Im most looking forward to see what HTC release in order to compete with the next gen Androids that will start to appear in the early part of next year. Its the quality of their Sense skin that will keep me with them - unless something spectacular comes along.

Guy - no, the battery will not stand up to the Glastonbury test. With heavy use (at a conference for example), mine lasts a day. Generally though, during a normal day, it will have around half its charge left by the night.
To be fair, all smart phones will fail the Glastonbury test. The only ones that has ever survived it for me are Nokias - and that's with pretty light use.

..the battery life on my e51 is really amazing. Expecting good things from the e72 as well. I can live without the touch screens (in fact, I need a tactile keyboard) as long as there's decent battery and wlan / 3G internet access to email and social networks.

But I do think the smart money is on Android long-term. I expect to have a Nokia e72 for the next couple of years by which time an Android phone with amazing battery life, decent tactile keyboard and small form factor ought to be on the market. And if Nokia make the hardware (could that happen?), all the better.

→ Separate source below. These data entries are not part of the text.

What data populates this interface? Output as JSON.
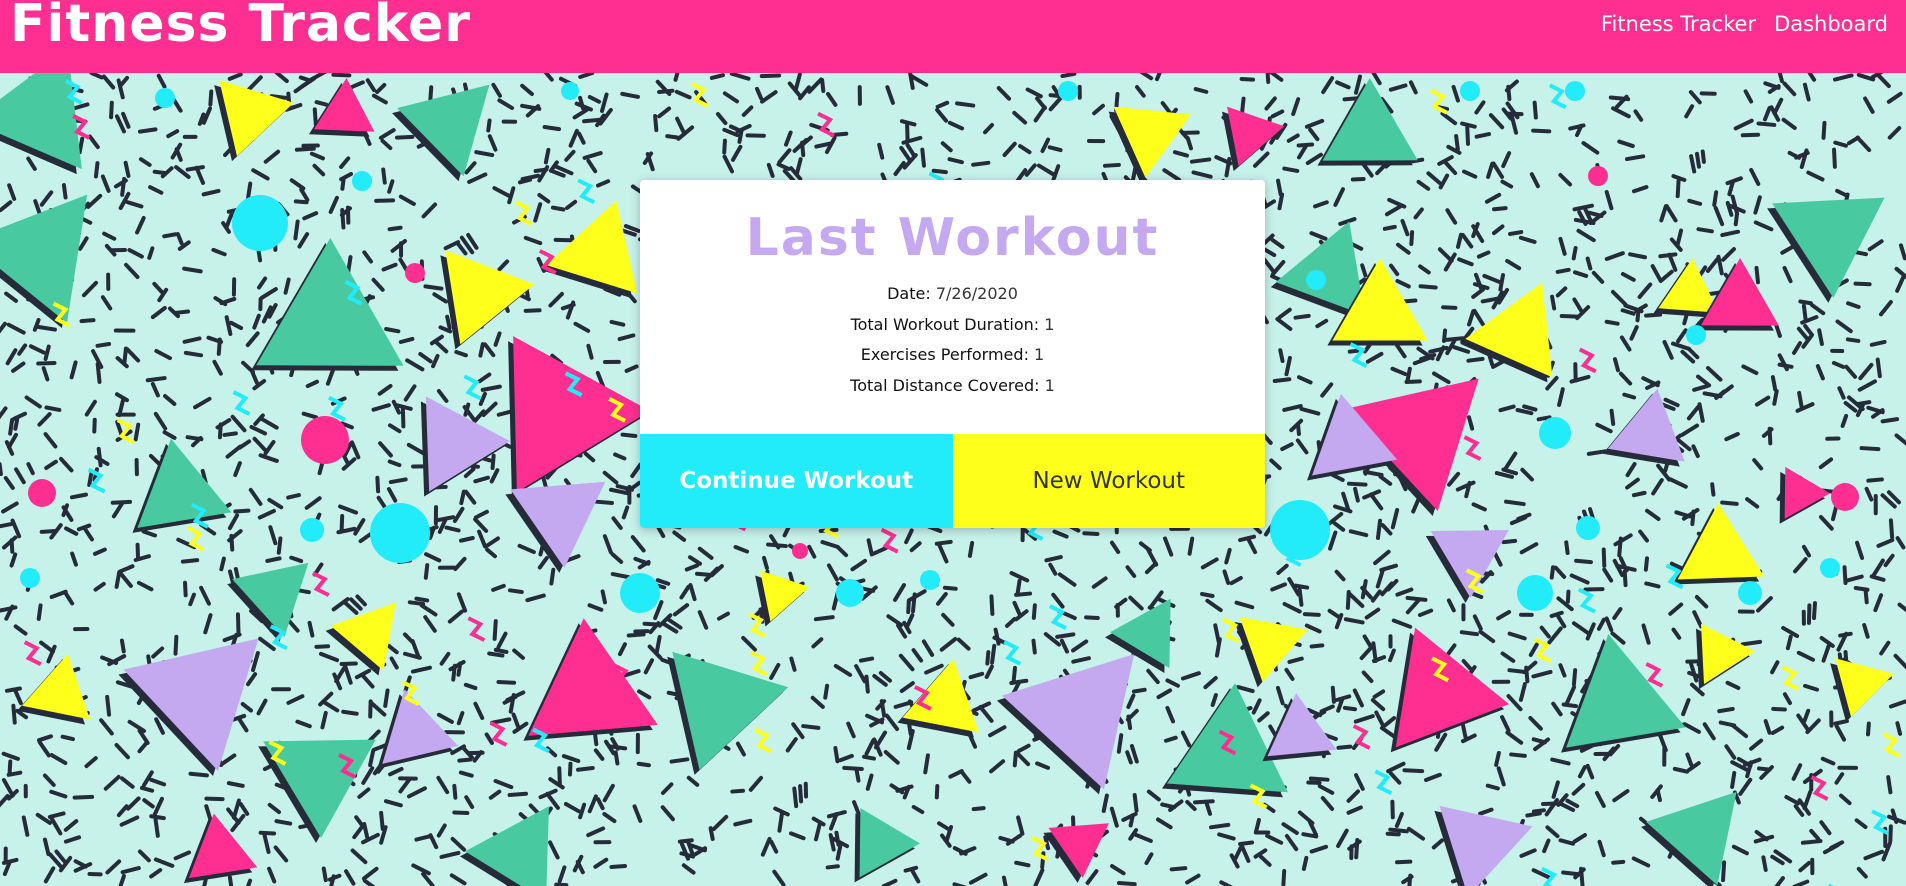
{
  "header": {
    "brand": "Fitness Tracker",
    "nav": [
      {
        "label": "Fitness Tracker"
      },
      {
        "label": "Dashboard"
      }
    ]
  },
  "card": {
    "title": "Last Workout",
    "stats": [
      {
        "label": "Date",
        "value": "7/26/2020"
      },
      {
        "label": "Total Workout Duration",
        "value": "1"
      },
      {
        "label": "Exercises Performed",
        "value": "1"
      },
      {
        "label": "Total Distance Covered",
        "value": "1"
      }
    ],
    "actions": {
      "continue_label": "Continue Workout",
      "new_label": "New Workout"
    }
  },
  "colors": {
    "header": "#ff2f92",
    "title": "#c5a9f0",
    "continue_button": "#22ecfa",
    "new_button": "#ffff1c",
    "background": "#c6f2ea"
  }
}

I have been a fan of HTC phones for awhile now. I got my first 3 years ago and have not even looked or considered another one since then (sorry iphone). i have the Hero and I absolutely love it :) It puts my tilt to shame, but thats what new technology is all about. The only thing that sucks is that I may retire the Hero for something new and enticing from HTC. Hail the king
Janene Dalton

I would be interested to know how you think the Hero compared to the HTC Desire? I am thinking of paying out the extra and getting the newer handset after reading a few reviews online.

The HTC Desire looks like a really good phone, I'm hoping it has corrected the weak points about the Hero (namely the camera and the controversial 'chin'). Can't wait to try one!